Also note as of LXD 2.3 there may be networking tools that take care of this. Not looking into 2.3 details yet as Ubuntu Server 16.04.2 LTS is packaged with 2.0.9.

You may also set some of the range setting when the network is being setup on running of the lxd init command.

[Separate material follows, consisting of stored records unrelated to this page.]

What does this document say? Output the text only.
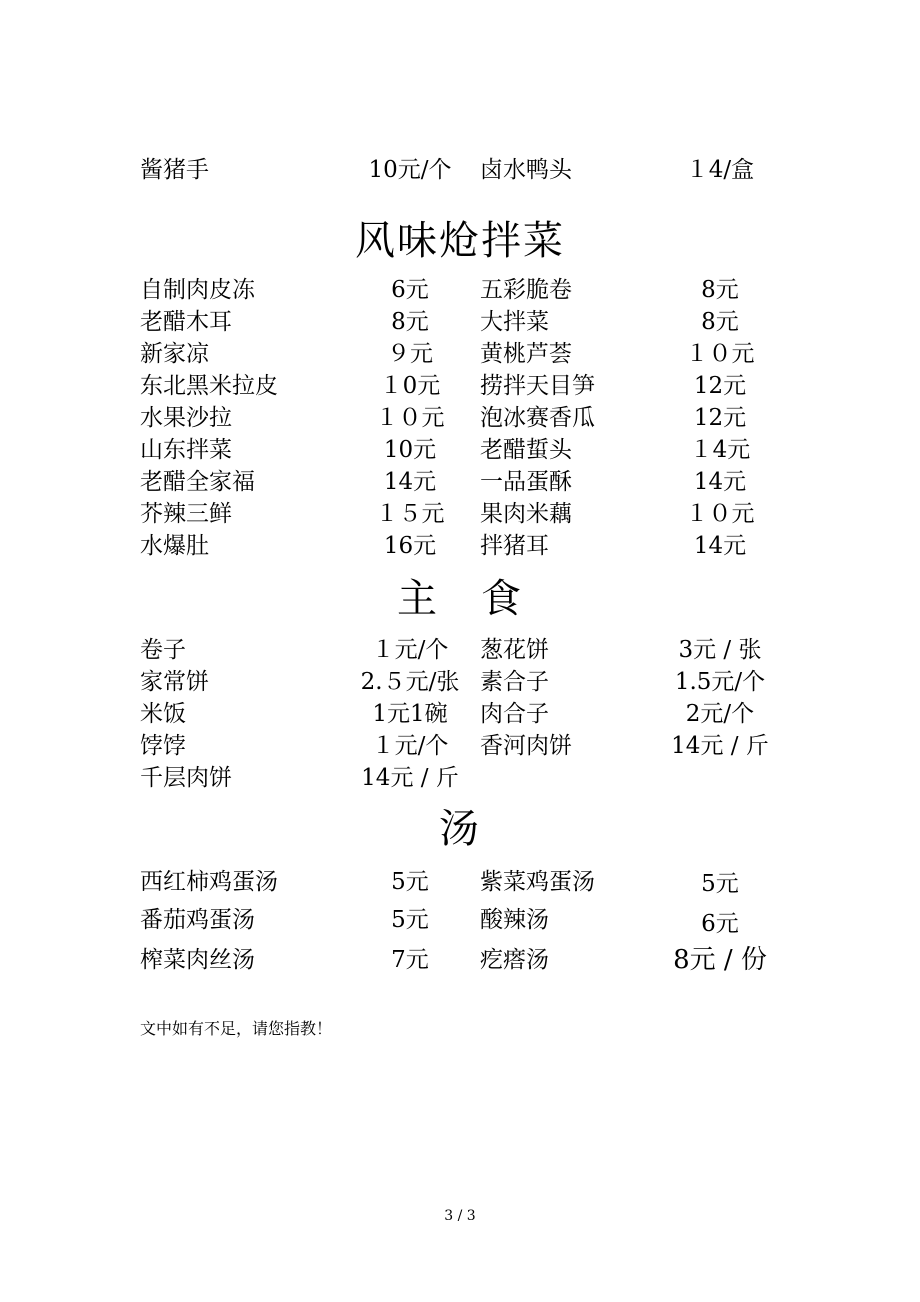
酱猪手	10元/个	卤水鸭头	１4/盒
风味炝拌菜
自制肉皮冻	6元	五彩脆卷	8元
老醋木耳	8元	大拌菜	8元
新家凉	９元	黄桃芦荟	１０元
东北黑米拉皮	１0元	捞拌天目笋	12元
水果沙拉	１０元	泡冰赛香瓜	12元
山东拌菜	10元	老醋蜇头	１4元
老醋全家福	14元	一品蛋酥	14元
芥辣三鲜	１５元	果肉米藕	１０元
水爆肚	16元	拌猪耳	14元
主　食
卷子	１元/个	葱花饼	3元 / 张
家常饼	2.５元/张 素合子	1.5元/个
米饭	1元1碗	肉合子	2元/个
饽饽	１元/个	香河肉饼	14元 / 斤
千层肉饼	14元 / 斤
汤
西红柿鸡蛋汤	5元	紫菜鸡蛋汤	5元
番茄鸡蛋汤	5元	酸辣汤	6元
榨菜肉丝汤	7元	疙瘩汤	8元 / 份
文中如有不足，请您指教！
3 / 3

Also, change the default DHCP range,

# NOTE you can't use these commands as is... because "lxd init" randomly picks the ip subnet.
# When time permits can create scripts on top to compensate.
sudo sed -i 's/LXD_IPV4_DHCP_RANGE="10.232.27.2,10.232.27.254"/LXD_IPV4_DHCP_RANGE="10.232.27.100,10.232.27.254"' /etc/default/lxd-bridge
sudo sed -i 's/LXD_IPV4_DHCP_MAX="252"/LXD_IPV4_DHCP_MAX="154"' /etc/default/lxd-bridge

This will make available 10.232.27.3 to 10.232.99.

Create a dnsmasq.conf file where you may reserve IP Addresses based on server names,

... refer to the LXC instructions until incorporated here...

Modify /etc/default/lxd-bridge to reference an external dnsmasq.conf file,

sudo cp /etc/default/lxd-bridge /etc/default/lxd-bridge.ori
# This line does not work yet, I need lookup how to escape the /.
# EDIT: should work now - samir
sudo sed -i 's/LXD_CONFILE=""/LXD_CONFILE="\/opt\/lxd\/dnsmasq.conf"/' /etc/default/lxd-bridge

Restart the services to make sure things went well,

sudo service lxd-bridge stop
sudo service lxd-bridge start


Reference

http://jason.trickett.us/2016/08/lxd-containers-static-ip-addresses-heres/ - Source article for this but missing some details on changing the default range otherwise you'll end up with collisions.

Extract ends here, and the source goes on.